Yahoo7 tries another strategy shift.




Seven Network's announcement that it's Yahoo joint venture is undertaking yet another restructure not only points to a strategic shift in its operations but may also be a portent for the future of general media-based portals.

Last week Yahoo7's acting chief executive Rohan Lund, was reported to have presented yet another new strategy to arrest the site's declining fortunes as it continues to loose market share. The new strategy sees Yahoo7 abandoning what has been described as a "relentless advertising focus", to concentrate on both news and search as it seeks to oust Google as Australia's leading search engine.

According to reports in The Australian, the strategy is designed to do "anything to drive traffic to the portal" with Lund quoted as saying that the portal aimed to be home page for every Australian going online.

It's both a fairly naive assertion and a blind strategic assumption that against an ever changing landscape, Yahoo7 believes it can arrest the near 80% consumer and advertiser drawing power of Google.

And it's a lesson that Lund would do well to learn from his similarly well meaning predecessors.

For example, I've been online long enough to remember (and use) portals such as Apple's eWorld (see pic), Netscape, Lycos and Excite.
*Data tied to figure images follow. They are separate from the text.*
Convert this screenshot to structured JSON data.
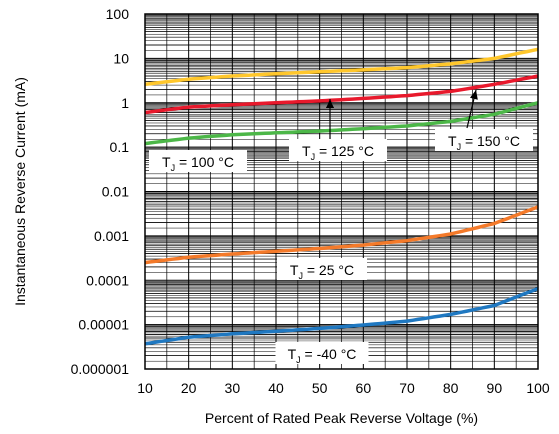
{
  "chart_data": {
    "type": "line",
    "xlabel": "Percent of Rated Peak Reverse Voltage (%)",
    "ylabel": "Instantaneous Reverse Current (mA)",
    "xlim": [
      10,
      100
    ],
    "ylim": [
      1e-06,
      100
    ],
    "yscale": "log",
    "grid": true,
    "x_ticks": [
      "10",
      "20",
      "30",
      "40",
      "50",
      "60",
      "70",
      "80",
      "90",
      "100"
    ],
    "y_ticks": [
      "0.000001",
      "0.00001",
      "0.0001",
      "0.001",
      "0.01",
      "0.1",
      "1",
      "10",
      "100"
    ],
    "series": [
      {
        "name": "T_J = 150 °C",
        "color": "#FFC72C",
        "x": [
          10,
          20,
          30,
          40,
          50,
          60,
          70,
          80,
          90,
          100
        ],
        "y": [
          2.6,
          3.4,
          4.0,
          4.5,
          5.0,
          5.5,
          6.2,
          7.5,
          10,
          16
        ]
      },
      {
        "name": "T_J = 125 °C",
        "color": "#E8192C",
        "x": [
          10,
          20,
          30,
          40,
          50,
          60,
          70,
          80,
          90,
          100
        ],
        "y": [
          0.6,
          0.8,
          0.9,
          1.0,
          1.1,
          1.25,
          1.45,
          1.8,
          2.6,
          4.0
        ]
      },
      {
        "name": "T_J = 100 °C",
        "color": "#4CB748",
        "x": [
          10,
          20,
          30,
          40,
          50,
          60,
          70,
          80,
          90,
          100
        ],
        "y": [
          0.12,
          0.16,
          0.19,
          0.21,
          0.23,
          0.26,
          0.3,
          0.38,
          0.55,
          1.0
        ]
      },
      {
        "name": "T_J = 25 °C",
        "color": "#F47A2A",
        "x": [
          10,
          20,
          30,
          40,
          50,
          60,
          70,
          80,
          90,
          100
        ],
        "y": [
          0.00025,
          0.00033,
          0.00039,
          0.00045,
          0.00052,
          0.00062,
          0.00078,
          0.0011,
          0.0019,
          0.0045
        ]
      },
      {
        "name": "T_J = -40 °C",
        "color": "#1F78C1",
        "x": [
          10,
          20,
          30,
          40,
          50,
          60,
          70,
          80,
          90,
          100
        ],
        "y": [
          3.7e-06,
          5.2e-06,
          6.2e-06,
          7.1e-06,
          8.2e-06,
          9.8e-06,
          1.2e-05,
          1.7e-05,
          2.7e-05,
          6.5e-05
        ]
      }
    ],
    "annotations": [
      {
        "label_main": "T",
        "label_sub": "J",
        "label_rest": " = 150 °C"
      },
      {
        "label_main": "T",
        "label_sub": "J",
        "label_rest": " = 125 °C"
      },
      {
        "label_main": "T",
        "label_sub": "J",
        "label_rest": " = 100 °C"
      },
      {
        "label_main": "T",
        "label_sub": "J",
        "label_rest": " = 25 °C"
      },
      {
        "label_main": "T",
        "label_sub": "J",
        "label_rest": " = -40 °C"
      }
    ]
  }
}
All of which, except for eWorld, still exist in some form or another but whose drawing power in this market is either non-existent or negligible.

Hitwise, an internet ranking company who's data is based on market share of visits from a sample of nearly 3 million Internet users in Australia most recently ranked Yahoo7 in 10th place with just .9% of total Australian traffic.

This compares to Goggle's first place with a total share of nearly 10% of Australian traffic followed by 9MSN's meagre but significant 2.6%. Also in the top 10 is Myspace (2.17%), Hotmail (1.85%), Ebay (1.85%), Facebook (1.11%) and Youtube (0.95%)

Based on these figures theYahoo7 strategy has an uphill battle to overcome the status quo on both internet news and search.

And while some of its free-to-air news market dominance may also rub off on the online new service, what about the other Network 7 content and its ability to bring traffic and point of difference to the site?

Network 7's digital strategy is lagging behind both the ABC and Network 10 on areas such as after telecast access to immediate downloads. Downloading is becoming a huge threat to all Australian television networks as viewers become time shifters (as we have noted previously, even US television audience measurement is now done on the basis of total viewer ship including time shifting) and overall television viewing continues to decline.

It will be interesting to see if 7's Tivo marketing announcement is somehow bound into the notion of on-line content and directing free-to-air and subscription traffic flow, but right now it's fairly light on detail.

Further, the Yahoo and 7 team could flounder for the very reasons predecessors like Excite did. In 2001 former Excite founder William Hearst III, described the demise of the portal this way:

"The strategy was to build a national brand that could compete against AOL. To the extent that we spent money pursuing that strategy, which may not have
been the right strategy, perhaps, but to the extent that we spent money chasing that strategy, " Hearst said.

"One of the lessons--and I hate to say it--is that you can gain a tremendous advantage by partnering with big, well-established companies, and people are
going to continue to do that. But those companies are going to find it very difficult to put their new start-up venture ahead of their own corporate responsibilities. So when you have a start-up controlled by big, established companies, it's going to be a little different than a real, stand alone start-up."

And this is really the conundrum for Yahoo7. When the joint venture was announced in December 2006, it was widely anticipated by joint venture chairman John Marcom that it was "in a prime position to capitalise as viewers change the way they consume television programmes."

But since then Yahoo7 has been slow to move and perhaps its unwise pursuit of Google, Fairfax and 9MSN underpins how wrong footed it has been.

Interestingly, as Hearst notes, perhaps it's no longer the case that the nation's leading television company no longer needs Yahoo to be its digital arm and that going out as a real stand alone company (in much the same way Fairfax has) and building its own identifiable set of online brands and services from its massive content base should be re-examined.